An elder statesman and former Governor of Kaduna State, Alhaji Balarabe Musa, believes that a people’s revolution in Nigeria is the only way to extirpate corruption from the nation’s body polity. Knowing his ideological pedigree, that line of argument is to be expected. He insists that the nail-biting and the anger on the part of Nigerians over the level of corruption in high places should be discarded in favour of mass uprising where the people will take care of their oppressors in their own way and use it to teach future leaders how not to betray the confidence reposed in them by the collectivity.
Ordinarily, one will be persuaded to consider the suggestion by the former governor as overly extreme in its intent. But that is exactly what this country needs and urgently too if we must stop making a fool of ourselves before the rest the world. But will it work?
The coup plotters of 1966 who saw themselves in the mould of revolutionaries, hinged their putsch on the twin evil of bribery and corruption. 51 years after, we are still talking of corruption. Sadly enough, between then and now, the cankerworm has multiplied exponentially that the nation’s leaders have graduated from being 10 per centers to the level they are now that they no longer calculate in terms of percentages. What is common today is for a few people in positions to steal the whole value of a contract without doing the job.
Anyone with conscience in Nigeria will be genuinely scandalised by the sheer volume of graft in government circles to the point that one will find it difficult to imagine what our corrupt leaders are thinking when they decide to steal billions of Naira and stash them away in obscure places where the money will not be useful to the economy. No, they no longer steal in Naira, it has gone out of fashion. It is now in dollars and pound sterling. Imagine stealing $10 million when the value of the naira to the dollar was say N192.
Until President Muhammadu Buhari came into office, the rest of us had started responding to acts of corruption as routine or what an American preacher described as sweet of office. A public officer’s kinsmen will disown him if he leaves office without soiling his hands. To them, he would have misused a golden opportunity to get their own share of the national booty.
From this perspective, we are compelled to ruminate and ask; can the envisaged revolution be practicable when all of us are part of it one way or another? A political appointee is expected to offer scholarship to all the students in his constituency. From his legitimate income? In the public sector, a civil servant cannot treat a file until the owner comes around to grease his or her palm. And we are not talking about directors and permanent secretaries. Judges, as has been recently revealed, write and sell their judgments to the highest bidder.

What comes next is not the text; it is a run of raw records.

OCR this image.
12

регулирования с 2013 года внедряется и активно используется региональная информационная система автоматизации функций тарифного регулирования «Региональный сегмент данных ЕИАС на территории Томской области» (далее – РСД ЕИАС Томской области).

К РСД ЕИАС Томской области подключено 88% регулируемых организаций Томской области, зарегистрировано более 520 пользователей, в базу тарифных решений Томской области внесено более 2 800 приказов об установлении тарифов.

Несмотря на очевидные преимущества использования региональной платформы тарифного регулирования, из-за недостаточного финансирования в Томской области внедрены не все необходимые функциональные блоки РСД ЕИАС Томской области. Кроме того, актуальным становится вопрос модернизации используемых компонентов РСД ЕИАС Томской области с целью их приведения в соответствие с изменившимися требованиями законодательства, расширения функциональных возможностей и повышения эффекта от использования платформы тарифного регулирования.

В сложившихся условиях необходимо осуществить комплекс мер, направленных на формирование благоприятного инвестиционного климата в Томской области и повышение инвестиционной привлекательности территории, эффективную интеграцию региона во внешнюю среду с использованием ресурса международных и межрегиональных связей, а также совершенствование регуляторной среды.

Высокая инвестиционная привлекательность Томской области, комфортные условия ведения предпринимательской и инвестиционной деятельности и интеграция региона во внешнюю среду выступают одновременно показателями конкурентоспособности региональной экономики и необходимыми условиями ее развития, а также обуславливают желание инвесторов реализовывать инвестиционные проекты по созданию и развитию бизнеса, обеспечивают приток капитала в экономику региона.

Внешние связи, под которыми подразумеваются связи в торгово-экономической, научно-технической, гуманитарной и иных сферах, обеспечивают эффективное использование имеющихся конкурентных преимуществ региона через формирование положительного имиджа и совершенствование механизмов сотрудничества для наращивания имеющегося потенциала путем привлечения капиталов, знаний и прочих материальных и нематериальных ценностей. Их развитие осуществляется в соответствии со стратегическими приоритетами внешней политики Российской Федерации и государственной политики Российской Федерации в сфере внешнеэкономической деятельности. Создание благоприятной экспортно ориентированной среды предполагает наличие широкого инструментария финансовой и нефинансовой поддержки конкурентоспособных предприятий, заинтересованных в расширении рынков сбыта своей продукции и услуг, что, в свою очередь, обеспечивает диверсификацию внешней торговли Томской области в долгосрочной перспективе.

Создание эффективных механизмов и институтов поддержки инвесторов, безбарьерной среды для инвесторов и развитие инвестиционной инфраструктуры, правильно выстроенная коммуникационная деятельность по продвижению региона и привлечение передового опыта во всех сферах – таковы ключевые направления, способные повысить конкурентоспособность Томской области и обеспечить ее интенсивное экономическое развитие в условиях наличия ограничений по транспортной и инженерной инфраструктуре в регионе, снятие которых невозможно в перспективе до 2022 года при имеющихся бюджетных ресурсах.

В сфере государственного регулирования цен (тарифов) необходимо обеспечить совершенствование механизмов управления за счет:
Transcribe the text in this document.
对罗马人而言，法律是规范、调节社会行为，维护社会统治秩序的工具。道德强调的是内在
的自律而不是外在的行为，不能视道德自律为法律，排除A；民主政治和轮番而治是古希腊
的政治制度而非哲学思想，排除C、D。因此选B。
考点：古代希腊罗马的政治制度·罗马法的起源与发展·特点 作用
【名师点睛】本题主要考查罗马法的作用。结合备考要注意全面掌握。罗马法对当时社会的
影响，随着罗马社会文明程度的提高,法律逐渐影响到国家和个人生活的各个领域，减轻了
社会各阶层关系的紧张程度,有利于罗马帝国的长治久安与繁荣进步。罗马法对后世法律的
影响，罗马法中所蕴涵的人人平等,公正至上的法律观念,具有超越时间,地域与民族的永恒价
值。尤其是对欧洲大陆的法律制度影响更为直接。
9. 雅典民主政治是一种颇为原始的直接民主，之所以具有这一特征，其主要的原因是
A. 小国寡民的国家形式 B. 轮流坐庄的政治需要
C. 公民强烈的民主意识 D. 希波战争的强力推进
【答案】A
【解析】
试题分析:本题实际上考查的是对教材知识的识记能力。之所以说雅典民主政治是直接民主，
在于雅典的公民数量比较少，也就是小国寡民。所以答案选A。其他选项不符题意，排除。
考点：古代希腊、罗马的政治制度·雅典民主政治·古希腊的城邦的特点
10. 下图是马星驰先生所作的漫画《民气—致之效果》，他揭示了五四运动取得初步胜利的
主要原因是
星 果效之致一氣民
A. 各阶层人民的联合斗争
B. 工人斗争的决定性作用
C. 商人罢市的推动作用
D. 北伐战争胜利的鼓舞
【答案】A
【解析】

At the petrol station, the attendant is likely to play a fast one on the buyer if he is not sufficiently attentive. Teachers extort money from their students and call it ‘sorting’. The girls among them, too psychedelic or, to borrow their lingo, ‘aristo’ to face their studies, exchange their bodies in orgies of sex for marks. The importer deliberately imports a sub-standard product to be sold as the real stuff so as to maximise his returns. Even worship places are not spared the putrefied stench of filthy lucre.
Regardless, we argue that despondency in the face of the malaise is not an option because the rot will then find an excuse to fester. Revolution, in a segmented society like Nigeria where loyalty is more to tribe and religion, in our view, is hardly feasible.
However, in our opinion, corruption can still be checked by putting in place institutions with appropriate legislations that will monitor the system to ensure that everyone behaves oneself. Revolutions require strong men and women. They, too, do falter.